La technique a toujours accompagné l’humanité : outils, machines, ordinateurs… Mais sommes-nous encore les maîtres de nos techniques, ou en devenons-nous les serviteurs ? Le philosophe allemand Martin Heidegger (1889-1976), dans sa conférence La Question de la technique (1953), ne voit pas la technique comme un simple ensemble d’outils, mais comme une manière de révéler et de comprendre le monde. Pour lui, la technique moderne comporte un danger, car elle risque de réduire l’homme et la nature à de simples ressources à exploiter. Peut-on alors penser la technique autrement, pour qu’elle ne menace pas l’essence de l’homme ?
La technique : plus qu’un simple outil
La vision traditionnelle
On croit souvent que la technique est un moyen neutre, un ensemble d’instruments destinés à faciliter la vie (un marteau, un avion, une IA). Dans cette vision, la technique n’aurait pas de sens en elle-même : tout dépendrait de l’usage que l’homme en fait.
Heidegger : la technique comme mode de dévoilement
Pour Heidegger, la technique est une manière de dévoiler la réalité.
- Dans les techniques anciennes (artisanales), l’homme travaillait en harmonie avec la nature. Le potier, par exemple, fait apparaître la forme contenue dans l’argile.
- Dans la technique moderne, au contraire, la nature est mise en demeure, contrainte, transformée en « stock » (Bestand) : une forêt devient une « réserve de bois », une rivière une « énergie potentielle », et l’homme lui-même peut être vu comme une ressource.

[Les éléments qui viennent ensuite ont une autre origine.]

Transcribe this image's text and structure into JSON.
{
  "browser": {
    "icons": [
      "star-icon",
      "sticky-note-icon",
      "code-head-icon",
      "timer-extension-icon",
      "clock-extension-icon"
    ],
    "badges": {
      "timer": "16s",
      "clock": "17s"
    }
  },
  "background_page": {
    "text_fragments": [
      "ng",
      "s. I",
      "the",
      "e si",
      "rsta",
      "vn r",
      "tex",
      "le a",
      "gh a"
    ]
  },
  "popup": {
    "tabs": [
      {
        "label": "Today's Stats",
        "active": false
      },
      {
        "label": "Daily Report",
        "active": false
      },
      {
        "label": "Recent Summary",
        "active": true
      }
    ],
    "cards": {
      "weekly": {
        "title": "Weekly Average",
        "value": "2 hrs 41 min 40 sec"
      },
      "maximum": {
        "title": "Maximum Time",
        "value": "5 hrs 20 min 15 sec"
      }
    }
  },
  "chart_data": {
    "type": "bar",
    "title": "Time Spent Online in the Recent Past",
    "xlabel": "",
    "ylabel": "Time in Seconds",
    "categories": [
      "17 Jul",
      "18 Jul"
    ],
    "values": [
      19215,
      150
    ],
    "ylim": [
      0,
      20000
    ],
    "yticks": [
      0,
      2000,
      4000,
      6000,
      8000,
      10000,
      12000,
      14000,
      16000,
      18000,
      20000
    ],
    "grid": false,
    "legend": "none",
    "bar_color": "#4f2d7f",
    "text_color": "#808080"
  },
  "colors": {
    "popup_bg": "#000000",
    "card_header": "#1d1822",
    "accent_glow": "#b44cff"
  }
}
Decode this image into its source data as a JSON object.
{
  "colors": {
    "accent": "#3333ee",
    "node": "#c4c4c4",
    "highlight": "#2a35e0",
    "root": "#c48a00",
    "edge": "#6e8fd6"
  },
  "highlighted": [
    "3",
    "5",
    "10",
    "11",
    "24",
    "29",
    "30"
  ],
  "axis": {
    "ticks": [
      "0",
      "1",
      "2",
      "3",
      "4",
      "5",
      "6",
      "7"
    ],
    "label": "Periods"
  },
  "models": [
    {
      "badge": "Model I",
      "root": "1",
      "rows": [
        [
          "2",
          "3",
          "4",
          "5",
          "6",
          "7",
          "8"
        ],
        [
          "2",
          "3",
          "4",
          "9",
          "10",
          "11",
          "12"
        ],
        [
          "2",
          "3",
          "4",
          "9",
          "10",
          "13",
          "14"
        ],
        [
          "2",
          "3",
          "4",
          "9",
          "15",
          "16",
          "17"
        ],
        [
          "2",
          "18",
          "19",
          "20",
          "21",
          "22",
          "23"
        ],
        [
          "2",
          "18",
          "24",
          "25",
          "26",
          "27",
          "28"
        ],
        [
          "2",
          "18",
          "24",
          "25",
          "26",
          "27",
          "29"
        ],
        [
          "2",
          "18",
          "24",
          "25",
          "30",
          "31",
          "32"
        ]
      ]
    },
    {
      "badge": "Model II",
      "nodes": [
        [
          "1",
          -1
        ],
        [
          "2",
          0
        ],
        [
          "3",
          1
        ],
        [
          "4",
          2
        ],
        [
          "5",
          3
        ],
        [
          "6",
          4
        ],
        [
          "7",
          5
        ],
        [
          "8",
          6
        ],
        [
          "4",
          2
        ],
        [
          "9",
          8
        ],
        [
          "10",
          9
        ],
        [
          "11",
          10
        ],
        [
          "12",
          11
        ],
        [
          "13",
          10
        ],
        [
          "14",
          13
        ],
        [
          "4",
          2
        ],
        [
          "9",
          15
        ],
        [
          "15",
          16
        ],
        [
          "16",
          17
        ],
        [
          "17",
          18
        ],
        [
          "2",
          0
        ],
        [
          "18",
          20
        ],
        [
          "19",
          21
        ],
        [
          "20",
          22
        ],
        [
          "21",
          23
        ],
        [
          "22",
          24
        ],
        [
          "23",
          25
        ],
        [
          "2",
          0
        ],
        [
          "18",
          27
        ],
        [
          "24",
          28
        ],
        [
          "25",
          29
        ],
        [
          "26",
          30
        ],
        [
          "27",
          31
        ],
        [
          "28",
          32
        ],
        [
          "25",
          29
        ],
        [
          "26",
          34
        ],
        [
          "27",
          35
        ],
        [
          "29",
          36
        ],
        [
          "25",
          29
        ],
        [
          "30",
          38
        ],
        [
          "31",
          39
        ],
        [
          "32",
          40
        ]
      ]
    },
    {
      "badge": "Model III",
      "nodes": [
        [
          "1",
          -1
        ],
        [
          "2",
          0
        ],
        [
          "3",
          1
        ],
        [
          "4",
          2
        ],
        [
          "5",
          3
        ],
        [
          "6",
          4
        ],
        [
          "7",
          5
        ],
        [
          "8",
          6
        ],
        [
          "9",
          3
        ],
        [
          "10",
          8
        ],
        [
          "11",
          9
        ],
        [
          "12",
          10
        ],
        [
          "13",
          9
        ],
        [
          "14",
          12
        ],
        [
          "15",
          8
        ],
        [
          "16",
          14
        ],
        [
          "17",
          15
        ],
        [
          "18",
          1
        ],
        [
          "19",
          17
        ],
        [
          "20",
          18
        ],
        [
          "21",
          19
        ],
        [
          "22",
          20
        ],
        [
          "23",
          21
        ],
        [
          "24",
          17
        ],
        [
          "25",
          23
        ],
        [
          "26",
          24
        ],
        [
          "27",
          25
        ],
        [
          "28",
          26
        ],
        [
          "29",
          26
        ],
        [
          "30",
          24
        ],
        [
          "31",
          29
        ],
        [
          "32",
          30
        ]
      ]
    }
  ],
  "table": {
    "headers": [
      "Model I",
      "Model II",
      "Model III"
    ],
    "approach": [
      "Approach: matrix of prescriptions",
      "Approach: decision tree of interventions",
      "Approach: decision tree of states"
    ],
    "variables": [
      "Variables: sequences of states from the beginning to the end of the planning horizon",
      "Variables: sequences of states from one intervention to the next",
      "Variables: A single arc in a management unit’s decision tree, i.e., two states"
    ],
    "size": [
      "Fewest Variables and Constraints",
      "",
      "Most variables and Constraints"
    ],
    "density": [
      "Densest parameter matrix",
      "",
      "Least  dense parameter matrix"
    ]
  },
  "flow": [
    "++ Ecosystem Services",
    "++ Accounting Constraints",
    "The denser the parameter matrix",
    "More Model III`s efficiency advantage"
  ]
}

Le danger de la technique moderne
Le « Gestell » : l’arraisonnement
Heidegger introduit le concept de Gestell (traduit par « arraisonnement ») pour désigner la manière dont la technique moderne cadre le monde.
- Tout est vu comme exploitable et mesurable, y compris l’homme (via les statistiques, la productivité, les données).
- Cette vision risque de réduire l’existence humaine à une logique d’efficacité et d’utilité.
👉🏻 Exemple concret
- L’agriculture traditionnelle respectait les rythmes naturels ; l’agriculture industrielle traite la nature comme un système à optimiser, parfois au détriment de la biodiversité.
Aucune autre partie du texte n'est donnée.